Sanitizer rules: recursively scans `ResponsesRequest.input`, repairs tool-call `arguments` before upstream, repairs response-side `arguments` in completed events (not delta chunks), falls back to `{}` on unrecoverable input. Response rewriting drops upstream `Content-Length`.
## MiniMax Session Recovery
`mxcx` includes a cleanup and guard layer for corrupted MiniMax-backed session JSONL. **Recovery operations commands are in `unidesk-ops` skill.** This section only documents behavioral rules.
- `mxcx resume` auto-runs `session-clean` + `session-guard` before invoking Codex. Uses `CODEX_HOME=/root/.codex-minimax-m3` profile.
- `session-clean` is strictly scoped to invalid tool-call `arguments`: malformed JSON, MiniMax sentinel text, and schema-invalid cases.

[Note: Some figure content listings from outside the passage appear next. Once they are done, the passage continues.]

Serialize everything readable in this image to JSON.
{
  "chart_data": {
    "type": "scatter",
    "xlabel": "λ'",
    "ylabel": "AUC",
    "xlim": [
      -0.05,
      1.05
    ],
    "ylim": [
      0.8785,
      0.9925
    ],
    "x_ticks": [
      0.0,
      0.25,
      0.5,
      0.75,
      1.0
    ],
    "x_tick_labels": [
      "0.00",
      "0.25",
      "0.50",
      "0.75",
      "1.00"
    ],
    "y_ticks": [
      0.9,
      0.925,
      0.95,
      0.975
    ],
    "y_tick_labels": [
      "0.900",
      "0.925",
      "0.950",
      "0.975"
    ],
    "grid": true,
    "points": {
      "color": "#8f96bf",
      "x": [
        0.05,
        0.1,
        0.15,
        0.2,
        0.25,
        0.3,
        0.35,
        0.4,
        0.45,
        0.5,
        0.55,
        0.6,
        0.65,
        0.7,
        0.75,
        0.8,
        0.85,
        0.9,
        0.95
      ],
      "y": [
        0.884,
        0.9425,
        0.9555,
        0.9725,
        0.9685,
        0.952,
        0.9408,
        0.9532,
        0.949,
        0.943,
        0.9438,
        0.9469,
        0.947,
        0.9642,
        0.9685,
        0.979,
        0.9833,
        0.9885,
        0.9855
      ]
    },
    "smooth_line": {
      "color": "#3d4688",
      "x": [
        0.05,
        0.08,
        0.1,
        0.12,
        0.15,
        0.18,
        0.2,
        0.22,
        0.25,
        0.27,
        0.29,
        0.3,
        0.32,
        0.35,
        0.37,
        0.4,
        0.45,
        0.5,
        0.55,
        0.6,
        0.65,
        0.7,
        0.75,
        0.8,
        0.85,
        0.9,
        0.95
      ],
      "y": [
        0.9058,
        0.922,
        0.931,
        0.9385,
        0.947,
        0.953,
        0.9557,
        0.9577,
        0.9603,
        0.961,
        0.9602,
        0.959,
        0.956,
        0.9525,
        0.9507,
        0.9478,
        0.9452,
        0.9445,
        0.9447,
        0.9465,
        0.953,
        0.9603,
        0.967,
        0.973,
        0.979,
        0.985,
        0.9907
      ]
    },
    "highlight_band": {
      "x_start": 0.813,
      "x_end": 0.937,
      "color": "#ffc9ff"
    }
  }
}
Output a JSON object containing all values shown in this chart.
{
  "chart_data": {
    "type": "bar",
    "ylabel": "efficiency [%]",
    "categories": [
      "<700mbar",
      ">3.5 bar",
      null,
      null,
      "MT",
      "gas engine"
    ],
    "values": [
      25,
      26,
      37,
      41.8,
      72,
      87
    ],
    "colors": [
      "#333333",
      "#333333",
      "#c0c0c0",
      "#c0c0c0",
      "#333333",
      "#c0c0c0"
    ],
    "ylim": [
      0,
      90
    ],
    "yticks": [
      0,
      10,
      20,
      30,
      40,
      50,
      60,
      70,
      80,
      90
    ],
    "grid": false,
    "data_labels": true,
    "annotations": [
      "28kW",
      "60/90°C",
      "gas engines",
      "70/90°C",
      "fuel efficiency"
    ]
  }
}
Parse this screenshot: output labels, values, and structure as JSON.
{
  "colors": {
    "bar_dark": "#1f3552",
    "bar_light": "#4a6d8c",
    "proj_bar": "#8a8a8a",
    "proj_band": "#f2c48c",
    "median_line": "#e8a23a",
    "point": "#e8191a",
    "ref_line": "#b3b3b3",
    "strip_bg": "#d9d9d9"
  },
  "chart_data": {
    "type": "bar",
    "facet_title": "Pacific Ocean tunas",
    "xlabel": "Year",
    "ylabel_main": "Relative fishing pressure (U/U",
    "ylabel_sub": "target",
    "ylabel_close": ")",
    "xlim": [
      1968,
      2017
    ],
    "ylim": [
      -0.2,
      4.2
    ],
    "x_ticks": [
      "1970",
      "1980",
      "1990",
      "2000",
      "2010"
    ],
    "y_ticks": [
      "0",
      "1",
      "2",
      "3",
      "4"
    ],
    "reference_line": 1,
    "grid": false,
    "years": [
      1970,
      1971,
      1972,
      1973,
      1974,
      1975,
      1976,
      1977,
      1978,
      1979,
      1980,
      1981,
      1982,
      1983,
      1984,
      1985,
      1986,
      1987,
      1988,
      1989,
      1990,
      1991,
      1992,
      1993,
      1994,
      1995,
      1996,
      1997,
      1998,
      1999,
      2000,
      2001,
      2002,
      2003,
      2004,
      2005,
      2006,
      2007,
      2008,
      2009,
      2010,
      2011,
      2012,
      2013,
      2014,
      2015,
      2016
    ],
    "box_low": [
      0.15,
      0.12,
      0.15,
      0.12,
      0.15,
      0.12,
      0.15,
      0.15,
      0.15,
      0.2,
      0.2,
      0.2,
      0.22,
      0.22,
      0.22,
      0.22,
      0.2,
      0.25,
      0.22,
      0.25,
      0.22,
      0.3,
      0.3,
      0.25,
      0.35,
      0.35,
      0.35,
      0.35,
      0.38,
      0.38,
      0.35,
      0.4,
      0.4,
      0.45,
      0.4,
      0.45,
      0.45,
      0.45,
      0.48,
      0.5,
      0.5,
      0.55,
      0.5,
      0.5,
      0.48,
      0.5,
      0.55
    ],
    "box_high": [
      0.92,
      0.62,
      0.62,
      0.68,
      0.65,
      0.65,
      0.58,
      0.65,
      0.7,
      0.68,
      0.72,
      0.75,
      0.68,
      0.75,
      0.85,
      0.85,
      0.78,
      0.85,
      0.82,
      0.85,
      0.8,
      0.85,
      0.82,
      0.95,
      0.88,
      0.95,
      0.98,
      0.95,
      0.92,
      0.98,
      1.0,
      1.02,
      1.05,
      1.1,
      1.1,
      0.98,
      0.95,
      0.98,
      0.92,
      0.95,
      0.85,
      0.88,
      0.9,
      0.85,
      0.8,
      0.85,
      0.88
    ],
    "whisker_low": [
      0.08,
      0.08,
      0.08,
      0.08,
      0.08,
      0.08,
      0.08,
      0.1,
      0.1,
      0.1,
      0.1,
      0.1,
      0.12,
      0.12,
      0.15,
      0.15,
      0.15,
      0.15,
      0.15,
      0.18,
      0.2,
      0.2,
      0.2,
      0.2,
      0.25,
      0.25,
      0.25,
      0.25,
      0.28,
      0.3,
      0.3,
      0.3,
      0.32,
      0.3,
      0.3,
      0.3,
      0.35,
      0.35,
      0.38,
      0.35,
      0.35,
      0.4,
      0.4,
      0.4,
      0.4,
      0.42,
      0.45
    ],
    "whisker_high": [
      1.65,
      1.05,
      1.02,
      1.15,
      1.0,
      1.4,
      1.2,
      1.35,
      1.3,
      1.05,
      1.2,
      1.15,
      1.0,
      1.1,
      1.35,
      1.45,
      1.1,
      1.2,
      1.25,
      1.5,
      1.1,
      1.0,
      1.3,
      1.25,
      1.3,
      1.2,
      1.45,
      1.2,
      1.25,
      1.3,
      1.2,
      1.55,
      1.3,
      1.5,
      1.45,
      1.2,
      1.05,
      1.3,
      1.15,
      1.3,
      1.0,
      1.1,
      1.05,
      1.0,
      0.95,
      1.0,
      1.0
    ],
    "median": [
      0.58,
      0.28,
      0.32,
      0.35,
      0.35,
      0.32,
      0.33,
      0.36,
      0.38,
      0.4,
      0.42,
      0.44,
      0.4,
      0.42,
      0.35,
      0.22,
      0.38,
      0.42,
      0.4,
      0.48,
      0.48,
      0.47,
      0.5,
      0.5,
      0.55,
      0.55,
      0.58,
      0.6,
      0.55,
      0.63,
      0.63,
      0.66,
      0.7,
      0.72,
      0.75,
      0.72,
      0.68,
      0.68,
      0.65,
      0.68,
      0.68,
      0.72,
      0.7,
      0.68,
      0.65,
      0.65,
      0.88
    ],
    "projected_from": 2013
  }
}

Must preserve line order, non-tool messages, reasoning, outputs, token records, and session metadata. Must not compact/summarize/truncate/reorder transcript.
- New invalid `arguments` should be prevented online by Moon Bridge sanitizer. Use `session-clean` only to recover already-written sessions.
- `session-guard` injects `mxcx-minimax-tool-and-apply-patch-guard-v2`, avoiding duplicates.
## MiniMax Apply-Patch Operations
MiniMax-backed sessions must use the same UniDesk remote text patch contract as other agents: route first, operation second, and `apply-patch` v2 by default. The stable write shape is `trans <provider>:/absolute/workspace apply-patch < patch.diff`; read-only inspection may use `trans <provider>:/absolute/workspace script -- 'nl -ba file'` or equivalent bounded commands.
- If `apply-patch` reports `failed to find expected lines`, first read the exact current target block, then retry with a smaller `Update File` hunk, an `@@ <unique anchor>` hint, or multiple small hunks. This is normal stale-context recovery, not a reason to switch tools.
- Do not recover text patch failures by using `download` / `upload`, remote Python/Perl/sed heredocs, `cat >` / `tee` whole-file rewrites, or `apply-patch-v1`, unless `apply-patch` itself is unavailable or the target is non-text / bulk mechanical generated content.